Evaluating integral with $\ln x$

Question

Evaluate the following integral: $$\int^{\ } \frac{x\ln (x)} {\sqrt{1-x^2}} dx$$

Normally I would show my work so far, however, I don't even know where to start with this question.

Answer 1

You could start with integration by parts; taking $u(x)=\ln x$ and $v'(x) = \frac{x}{\sqrt{1-x^2}}$, with $u'(x) = \frac{1}{x}$ and $v(x) = -\sqrt{1-x^2}$ gives:

$$\int \frac{x \ln x}{\sqrt{1-x^2}} \,\mbox{d}x = -\ln x \sqrt{1-x^2} + \int \frac{\sqrt{1-x^2}}{x}\,\mbox{d}x$$

You can follow up with e.g. $x = \sin t$.

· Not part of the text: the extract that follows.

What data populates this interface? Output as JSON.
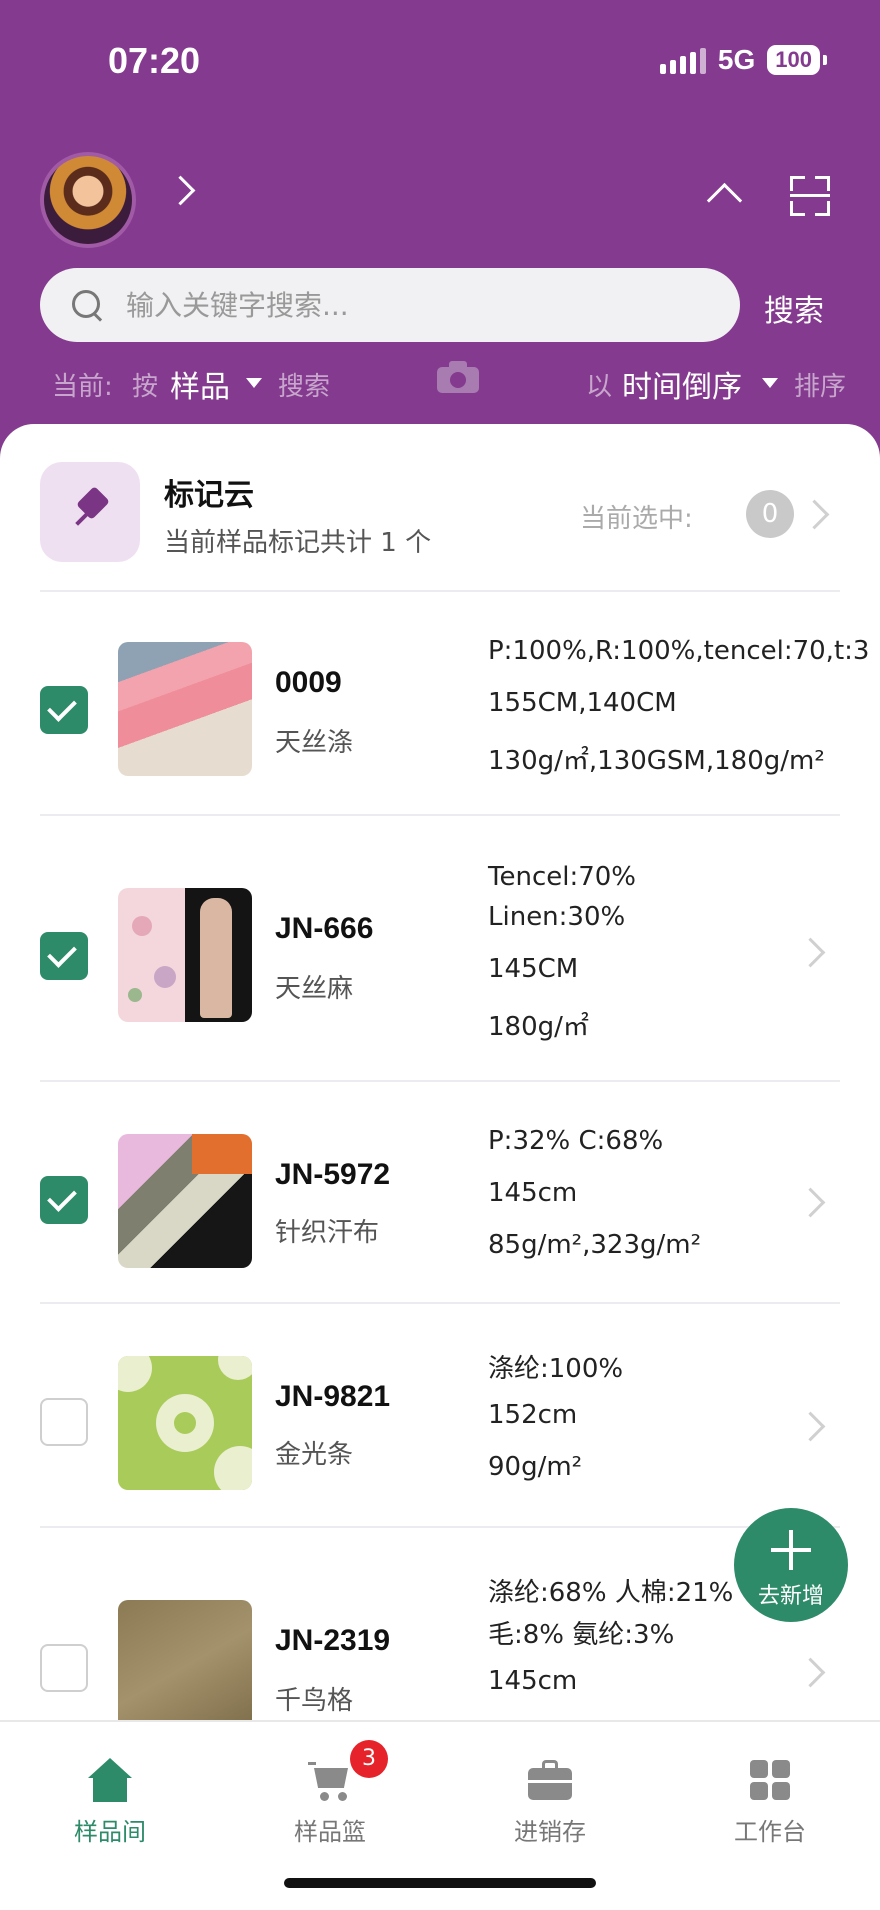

Can you take it from here?

Answer 2

This expression heavily hints toward integration by parts. $\ln$ gets differentiated (which makes it much nicer) while the rest is trivially integrated because $x\,dx$ is proportional to the derivative od the thing under the root. In essence,

$$u = \ln x\mapsto du=dx/x$$ $$dv=\frac{x\,dx}{\sqrt{1-x^2}}\mapsto v=-\sqrt{1-x^2}$$

No more logarithm. The integral is still not solved, but you should be able to proceed now.

If you recognize the trigonometric relation $\sqrt{1-x^2}$, imagine $x$ as a trig function, say $x=\cos t$, get an integral that looks like $\tan t \, dt$, which you can recall from a table.

Answer 3

$$\int \sin t \log(\sin t)\,dt = \int 2\sin\frac{t}{2}\cos\frac{t}{2}\log\left(2\sin\frac{t}{2}\cos\frac{t}{2}\right)\,dt$$ hence we just need to find a primitive for $z\log z$, that is: $$ \int z\log z\,dz = -\frac{z^2}{4}+\frac{z^2}{2}\log z $$ by integration by parts.

Answer 4

It helps to substitute $x = \sin u$. This gives $\int \sin u \ln \sin u\,du = \frac 1 2 \int \sin u \ln( 1 - \cos^2 u)\,du$. Next, substitute $\cos u = t$ and use that $\ln(1-t^2) = \ln(1+t) + \ln(1-t)$.

I am sure you can finish the calculation.

NB: this method is arguably a bit slower than substituting $t = \sqrt{1-x^2}$ immediately.

Answer 5

An alternative simple way is to substitute $u=\sqrt{1-x^2}$ and use $\ln(1-u^2)=\ln(1+u)+\ln(1-u)$.

This gives $$-\frac{1}{2}\int(\ln(1+u)+\ln(1-u))\,\mathrm du$$ which is easy to compute.